Неизменяемость территории государств, сохранение режима территорий, нерушимость государственных границ были и остаются обязательным условием стабильности межгосударственных отношений, залогом мирного соседства и сотрудничества. Территории могут и должны изменяться, но только через мирные договорные механизмы. В своем сочетании эти качества складываются в территориальный консерватизм.
Территориальный консерватизм обусловлен существованием единого геополитического пространства планеты, предполагающего устоявшиеся (и в позитивном и в негативном смысле) отношения между государствами и этносами, общие оценочные стандарты международной жизни, стремление народов к миру.
Исходя из того, что государство, по словам Цицерона, есть достояние народа[1128], что оно нуждается в цели существования, территориальный консерватизм предполагает государственное развитие в интересах народа, внутренними силами народа и в уже сложившихся пределах проживания народа.
Отметим при этом различия в понимании суверенитета правом и геополитикой. Суверенитет в праве – вещь абсолютная, сохраняющая свое значение даже в условиях интенсивного развития международного права. Суверенитет в геополитике всегда условен. «Наши разговоры о суверенитете, – признает современный английский исследователь X. Тревор-Роупер, – всего лишь риторика. Для малых наций не может быть полного суверенитета. Они могут иметь внутренний суверенитет, могут обладать автономией, но не быть свободными в проведении самостоятельной политики на мировой арене. Они экономически зависимы и являются частью имперских систем, хотя и не обязательно политических империй». Нельзя не согласиться с автором, когда он подчеркивает, что было бы ошибочным «игнорировать эти простые истины при рассмотрении проблем наций СССР и Восточной Европы… Экономика восточноевропейских государств – даже при условии их политической независимости… – будет на самом деле зависеть либо от России, либо от Германии»[1129].
25.3. Военно-политическое сдерживание
Когда в 1987 г.

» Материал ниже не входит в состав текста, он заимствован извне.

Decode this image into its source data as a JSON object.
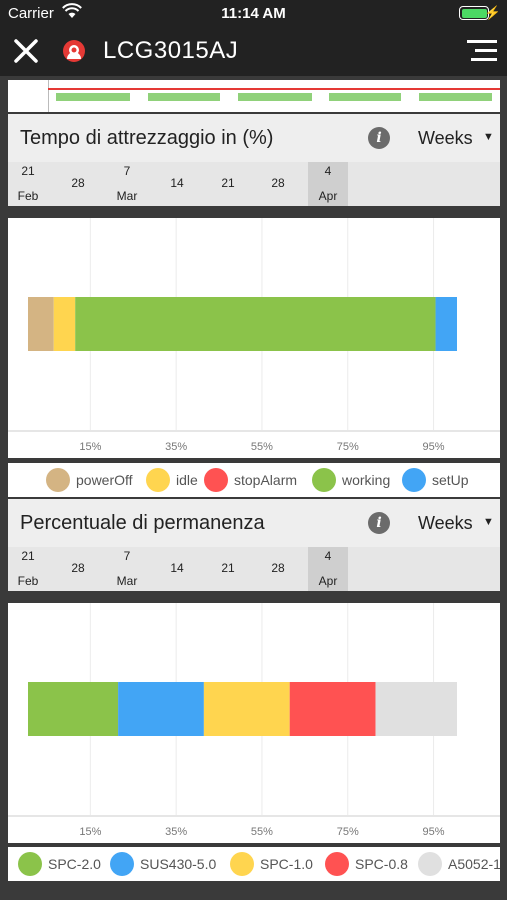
{
  "status_bar": {
    "carrier": "Carrier",
    "time": "11:14 AM"
  },
  "nav": {
    "title": "LCG3015AJ"
  },
  "section1": {
    "title": "Tempo di attrezzaggio in (%)",
    "info": "i",
    "period": "Weeks",
    "timeline": [
      {
        "num": "21",
        "mon": "Feb",
        "selected": false
      },
      {
        "num": "28",
        "mon": "",
        "selected": false
      },
      {
        "num": "7",
        "mon": "Mar",
        "selected": false
      },
      {
        "num": "14",
        "mon": "",
        "selected": false
      },
      {
        "num": "21",
        "mon": "",
        "selected": false
      },
      {
        "num": "28",
        "mon": "",
        "selected": false
      },
      {
        "num": "4",
        "mon": "Apr",
        "selected": true
      }
    ]
  },
  "section2": {
    "title": "Percentuale di permanenza",
    "info": "i",
    "period": "Weeks",
    "timeline": [
      {
        "num": "21",
        "mon": "Feb",
        "selected": false
      },
      {
        "num": "28",
        "mon": "",
        "selected": false
      },
      {
        "num": "7",
        "mon": "Mar",
        "selected": false
      },
      {
        "num": "14",
        "mon": "",
        "selected": false
      },
      {
        "num": "21",
        "mon": "",
        "selected": false
      },
      {
        "num": "28",
        "mon": "",
        "selected": false
      },
      {
        "num": "4",
        "mon": "Apr",
        "selected": true
      }
    ]
  },
  "colors": {
    "header_bg": "#222222",
    "powerOff": "#d4b483",
    "idle": "#ffd54f",
    "stopAlarm": "#ff5252",
    "working": "#8bc34a",
    "setUp": "#42a5f5",
    "light_gray": "#e0e0e0"
  },
  "chart_data": [
    {
      "type": "bar",
      "orientation": "horizontal",
      "stacked": true,
      "xlim": [
        0,
        100
      ],
      "ticks": [
        "15%",
        "35%",
        "55%",
        "75%",
        "95%"
      ],
      "tick_values": [
        15,
        35,
        55,
        75,
        95
      ],
      "grid": true,
      "legend_position": "bottom",
      "series": [
        {
          "name": "powerOff",
          "value": 6,
          "color": "#d4b483"
        },
        {
          "name": "idle",
          "value": 5,
          "color": "#ffd54f"
        },
        {
          "name": "stopAlarm",
          "value": 0,
          "color": "#ff5252"
        },
        {
          "name": "working",
          "value": 84,
          "color": "#8bc34a"
        },
        {
          "name": "setUp",
          "value": 5,
          "color": "#42a5f5"
        }
      ]
    },
    {
      "type": "bar",
      "orientation": "horizontal",
      "stacked": true,
      "xlim": [
        0,
        100
      ],
      "ticks": [
        "15%",
        "35%",
        "55%",
        "75%",
        "95%"
      ],
      "tick_values": [
        15,
        35,
        55,
        75,
        95
      ],
      "grid": true,
      "legend_position": "bottom",
      "series": [
        {
          "name": "SPC-2.0",
          "value": 21,
          "color": "#8bc34a"
        },
        {
          "name": "SUS430-5.0",
          "value": 20,
          "color": "#42a5f5"
        },
        {
          "name": "SPC-1.0",
          "value": 20,
          "color": "#ffd54f"
        },
        {
          "name": "SPC-0.8",
          "value": 20,
          "color": "#ff5252"
        },
        {
          "name": "A5052-1",
          "value": 19,
          "color": "#e0e0e0"
        }
      ]
    }
  ]
}
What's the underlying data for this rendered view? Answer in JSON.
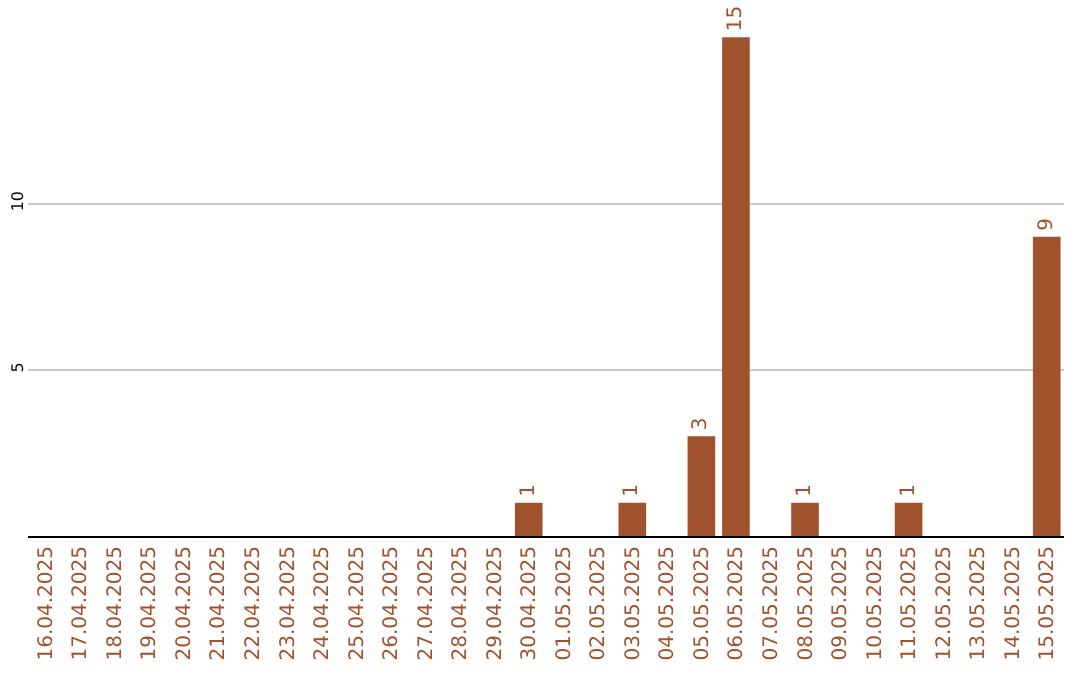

Генеральная Ассамблея ООН приняла резолюцию «Прекращение гонки ядерных вооружений и ядерное разоружение», в которой осудила доктрину ядерного сдерживания, отметила необходимость прекращения любых испытаний, производства и развертывания ядерного оружия, вряд ли кто мог предположить скорое исчезновение организации Варшавского договора и радикальное изменение советской, а затем российской геополитики.
Высокий военно-политический потенциал того или иного государства позволяет обеспечить эффективное использование территориально-пространственных особенностей положения государств и блоков государств при воздействии на локальные, региональные, континентальные и глобальные международные процессы. К таким территориально-пространственным реальностям, существующим объективно, геополитика относит:
1) речные коммуникации;
2) наличие или отсутствие выходов к морям;
3) прибрежное или островное положение страны;
4) наличие или отсутствие естественных препятствий для развития путей сообщения с соседними странами (например, гор или болот, пустынь или непроходимых джунглей, больших озер и т. п.);
5) протяженность и характер сухопутных и морских границ;
6) состояние населения, его плотность и этнодемографические показатели на территории страны и на территории ее соседей;
7) отношение (установка) этносов данной страны к этносам соседних стран (то, что Л. Н. Гумилев называл комплиментарностью со знаком плюс или со знаком минус);
8) влияние климата, почвы, полезных ископаемых, растительного и животного мира, уровня производительных сил, особенностей культуры, социальной организации и политического строя.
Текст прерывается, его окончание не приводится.